The Jones Act, originally designed to promote US shipbuilding, has long made most refined product bookings to domestic ports from tankers originating on the USGC economically unviable.
Most Jones Act-compliant flows of fuel products currently supply Florida, which has no refineries and does not connect to the large Colonial or Products pipelines that supply much of the East Coast, according to a March 16 CERA Crisis Market Impact report.
"There is ample tanker capacity in the region that could rapidly be deployed to move refined products to the US East and West Coasts in the case of an imminent Jones Act waiver," the analysts wrote.

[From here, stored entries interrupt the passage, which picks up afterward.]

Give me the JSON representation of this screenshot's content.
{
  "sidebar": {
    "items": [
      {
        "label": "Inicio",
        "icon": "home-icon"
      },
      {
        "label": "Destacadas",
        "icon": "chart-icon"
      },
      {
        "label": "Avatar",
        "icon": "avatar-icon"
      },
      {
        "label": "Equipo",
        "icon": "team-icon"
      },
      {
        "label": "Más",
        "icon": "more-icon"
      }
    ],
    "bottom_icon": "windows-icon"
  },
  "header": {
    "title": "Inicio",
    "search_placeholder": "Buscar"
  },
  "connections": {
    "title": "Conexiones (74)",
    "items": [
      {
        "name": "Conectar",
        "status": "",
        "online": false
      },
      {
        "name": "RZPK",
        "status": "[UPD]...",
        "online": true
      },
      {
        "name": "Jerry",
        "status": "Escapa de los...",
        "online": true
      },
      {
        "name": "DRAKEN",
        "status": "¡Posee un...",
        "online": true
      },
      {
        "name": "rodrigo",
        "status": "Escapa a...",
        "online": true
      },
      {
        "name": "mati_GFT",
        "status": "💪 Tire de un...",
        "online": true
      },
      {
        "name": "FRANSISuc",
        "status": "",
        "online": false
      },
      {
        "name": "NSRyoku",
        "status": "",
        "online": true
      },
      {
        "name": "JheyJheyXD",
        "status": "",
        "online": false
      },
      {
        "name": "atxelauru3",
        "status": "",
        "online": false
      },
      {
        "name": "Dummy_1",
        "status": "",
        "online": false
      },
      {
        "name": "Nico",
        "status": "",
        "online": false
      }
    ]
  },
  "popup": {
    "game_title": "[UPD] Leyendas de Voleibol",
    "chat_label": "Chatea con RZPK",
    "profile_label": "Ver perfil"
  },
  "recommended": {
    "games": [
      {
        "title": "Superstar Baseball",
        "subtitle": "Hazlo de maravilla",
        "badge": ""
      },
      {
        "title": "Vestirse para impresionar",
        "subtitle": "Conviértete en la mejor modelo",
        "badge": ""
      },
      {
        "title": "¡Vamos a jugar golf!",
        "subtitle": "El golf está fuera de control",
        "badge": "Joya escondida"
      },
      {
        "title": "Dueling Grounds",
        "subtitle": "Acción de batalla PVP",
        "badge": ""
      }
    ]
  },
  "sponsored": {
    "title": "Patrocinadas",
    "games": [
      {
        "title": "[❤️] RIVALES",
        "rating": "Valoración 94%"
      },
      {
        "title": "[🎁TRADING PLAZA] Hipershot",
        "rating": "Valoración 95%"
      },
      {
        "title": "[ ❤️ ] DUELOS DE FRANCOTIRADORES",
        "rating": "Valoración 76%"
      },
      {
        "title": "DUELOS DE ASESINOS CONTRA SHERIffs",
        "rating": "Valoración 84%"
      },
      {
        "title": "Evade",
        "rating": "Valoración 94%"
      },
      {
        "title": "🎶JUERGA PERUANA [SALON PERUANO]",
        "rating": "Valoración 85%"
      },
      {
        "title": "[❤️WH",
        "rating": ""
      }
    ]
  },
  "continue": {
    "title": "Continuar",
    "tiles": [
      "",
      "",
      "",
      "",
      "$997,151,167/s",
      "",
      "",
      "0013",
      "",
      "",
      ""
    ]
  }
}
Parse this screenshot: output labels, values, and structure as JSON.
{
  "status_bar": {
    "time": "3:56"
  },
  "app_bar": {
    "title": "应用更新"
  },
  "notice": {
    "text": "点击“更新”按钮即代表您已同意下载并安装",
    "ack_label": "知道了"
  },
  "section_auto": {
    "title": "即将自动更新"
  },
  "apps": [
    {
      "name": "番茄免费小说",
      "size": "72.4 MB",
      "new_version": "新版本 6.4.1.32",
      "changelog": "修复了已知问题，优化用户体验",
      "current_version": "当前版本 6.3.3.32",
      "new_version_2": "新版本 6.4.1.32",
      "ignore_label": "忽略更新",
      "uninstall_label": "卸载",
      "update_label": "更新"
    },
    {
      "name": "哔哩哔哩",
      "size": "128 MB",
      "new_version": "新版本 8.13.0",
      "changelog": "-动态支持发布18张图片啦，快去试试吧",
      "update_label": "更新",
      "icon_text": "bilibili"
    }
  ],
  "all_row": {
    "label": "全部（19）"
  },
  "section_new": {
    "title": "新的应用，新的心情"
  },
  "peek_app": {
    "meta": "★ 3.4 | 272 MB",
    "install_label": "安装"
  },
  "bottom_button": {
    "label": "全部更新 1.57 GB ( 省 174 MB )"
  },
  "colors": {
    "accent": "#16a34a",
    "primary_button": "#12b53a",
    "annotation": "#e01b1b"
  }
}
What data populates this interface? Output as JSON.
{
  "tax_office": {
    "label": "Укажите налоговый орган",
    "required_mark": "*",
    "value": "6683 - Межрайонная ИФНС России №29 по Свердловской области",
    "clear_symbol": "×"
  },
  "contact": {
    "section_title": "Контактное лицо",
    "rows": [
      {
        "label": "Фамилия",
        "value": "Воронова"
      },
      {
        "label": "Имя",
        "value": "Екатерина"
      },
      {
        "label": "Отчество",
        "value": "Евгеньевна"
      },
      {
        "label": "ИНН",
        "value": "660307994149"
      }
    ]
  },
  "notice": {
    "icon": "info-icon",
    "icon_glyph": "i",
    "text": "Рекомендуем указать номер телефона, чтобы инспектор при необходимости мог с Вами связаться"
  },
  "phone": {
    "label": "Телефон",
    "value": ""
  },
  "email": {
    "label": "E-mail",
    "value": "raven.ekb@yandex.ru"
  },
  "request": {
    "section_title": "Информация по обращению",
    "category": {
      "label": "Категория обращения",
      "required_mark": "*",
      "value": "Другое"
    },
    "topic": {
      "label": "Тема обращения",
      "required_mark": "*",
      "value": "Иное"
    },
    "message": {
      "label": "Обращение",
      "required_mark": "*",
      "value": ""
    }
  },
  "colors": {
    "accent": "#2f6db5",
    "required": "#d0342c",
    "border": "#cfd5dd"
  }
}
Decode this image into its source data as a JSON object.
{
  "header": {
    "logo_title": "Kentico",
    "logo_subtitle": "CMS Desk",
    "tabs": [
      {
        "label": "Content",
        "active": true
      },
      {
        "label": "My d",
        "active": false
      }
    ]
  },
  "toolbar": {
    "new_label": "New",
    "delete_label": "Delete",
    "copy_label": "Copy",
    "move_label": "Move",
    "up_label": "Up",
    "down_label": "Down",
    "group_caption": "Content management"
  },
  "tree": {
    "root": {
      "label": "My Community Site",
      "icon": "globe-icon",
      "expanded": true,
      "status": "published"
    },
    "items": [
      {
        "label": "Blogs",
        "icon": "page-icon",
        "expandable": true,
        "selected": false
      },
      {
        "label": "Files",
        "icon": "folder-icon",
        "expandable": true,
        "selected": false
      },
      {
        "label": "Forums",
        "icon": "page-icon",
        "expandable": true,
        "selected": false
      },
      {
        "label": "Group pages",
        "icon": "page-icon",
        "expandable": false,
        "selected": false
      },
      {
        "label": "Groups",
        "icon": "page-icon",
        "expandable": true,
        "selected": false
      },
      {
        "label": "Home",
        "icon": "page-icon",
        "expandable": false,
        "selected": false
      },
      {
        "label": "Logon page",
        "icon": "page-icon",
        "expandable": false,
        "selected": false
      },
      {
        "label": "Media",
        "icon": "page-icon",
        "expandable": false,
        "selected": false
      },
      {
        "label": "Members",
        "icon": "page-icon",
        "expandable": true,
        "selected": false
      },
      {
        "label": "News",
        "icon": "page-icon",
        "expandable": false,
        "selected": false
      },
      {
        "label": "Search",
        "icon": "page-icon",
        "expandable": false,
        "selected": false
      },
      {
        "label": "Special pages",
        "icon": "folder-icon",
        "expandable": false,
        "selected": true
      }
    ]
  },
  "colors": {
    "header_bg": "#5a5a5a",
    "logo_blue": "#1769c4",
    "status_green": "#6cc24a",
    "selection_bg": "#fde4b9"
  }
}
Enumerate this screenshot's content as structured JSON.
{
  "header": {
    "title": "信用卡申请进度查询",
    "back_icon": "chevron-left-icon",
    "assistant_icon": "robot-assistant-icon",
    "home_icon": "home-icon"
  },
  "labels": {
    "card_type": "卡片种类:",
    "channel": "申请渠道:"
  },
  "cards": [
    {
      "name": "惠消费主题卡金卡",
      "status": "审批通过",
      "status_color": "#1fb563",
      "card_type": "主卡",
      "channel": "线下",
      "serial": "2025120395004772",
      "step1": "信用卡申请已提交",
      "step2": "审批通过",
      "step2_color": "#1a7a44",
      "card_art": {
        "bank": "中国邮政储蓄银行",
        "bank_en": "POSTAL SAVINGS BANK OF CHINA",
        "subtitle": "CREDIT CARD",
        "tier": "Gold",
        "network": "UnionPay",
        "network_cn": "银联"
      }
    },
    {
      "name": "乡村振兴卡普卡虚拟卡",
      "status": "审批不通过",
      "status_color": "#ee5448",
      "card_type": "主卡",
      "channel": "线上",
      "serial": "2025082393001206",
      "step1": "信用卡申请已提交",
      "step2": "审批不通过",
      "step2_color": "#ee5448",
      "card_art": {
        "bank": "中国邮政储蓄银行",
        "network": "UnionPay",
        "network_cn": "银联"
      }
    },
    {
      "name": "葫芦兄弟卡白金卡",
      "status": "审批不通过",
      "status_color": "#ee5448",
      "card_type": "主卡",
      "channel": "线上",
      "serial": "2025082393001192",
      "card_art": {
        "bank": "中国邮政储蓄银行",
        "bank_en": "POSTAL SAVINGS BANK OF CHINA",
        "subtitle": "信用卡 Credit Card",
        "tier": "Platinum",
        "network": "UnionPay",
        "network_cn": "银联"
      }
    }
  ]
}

The benefits of the suspension could especially affect the US West Coast market, analysts found. Pipeline capacity to transport fuel from the USGC is limited, and the USWC's imports are sourced nearly exclusively from Asia.
The recent closures of two California refineries are projected to increase reliance on Asian imports. South Korea, which supplies 80%-90% of the USWC's jet fuel imports, receives roughly 80% of its crude from the Middle East.
On March 13, the South Korean government announced it would cap exports of some refined products to ensure a stable domestic supply.
Still, market sources remained uncertain about how much the policy move could impact US flows and energy prices in the short term. One trading source told Platts that the waiver "should make it easier to get CBOB and RBOB out of the Gulf," rather than transiting to the Borco Oil Terminal Port in the Bahamas first. Another said freight rates to the East Coast would remain "just too high" versus pipeline transit.
"This is not a supply crisis," one source with experience in Jones Act fuel shipments told Platts. "It is a pricing crisis created by crude price increases following reduction of export out of the Gulf. Hard to see how this will have any impact on prices paid at the pump."
Crude futures rallied in early March 18 New York trading in the wake of an attack on Iran's South Pars gas field. At 1410 GMT, NYMEX April West Texas Intermediate crude had risen $2.11/barrel at $98.32/b, with ICE May Brent trading $5.19/b higher at $108.61/b, up nearly 50% from Feb. 27, one day before the first US and Israeli attacks on Iran.
Shipping traffic through the vital Strait of Hormuz has remained effectively stopped amid the conflict. Traffic through the Strait -- through which over 20 million barrels/day of crude and petroleum products typically flow -- remained at a crawl on March 16, according to S&P Global Commodities at Sea data.
The Trump administration, alongside the International Energy Agency, agreed to release roughly 400 million barrels of crude and fuel products from strategic reserves.
According to a March 16 CERA analysis, those releases can mitigate "some pain in April and May, but only if the conflict is short-lived."
"The aggregate release volume is significant and does provide a material supply buffer to the system in the short-term, but as long as Hormuz remains shut, it will remain a race against the clock," the analysts wrote. "Unless flows resume, more strategic releases may be required to stave off a move into a more destructive demand crisis."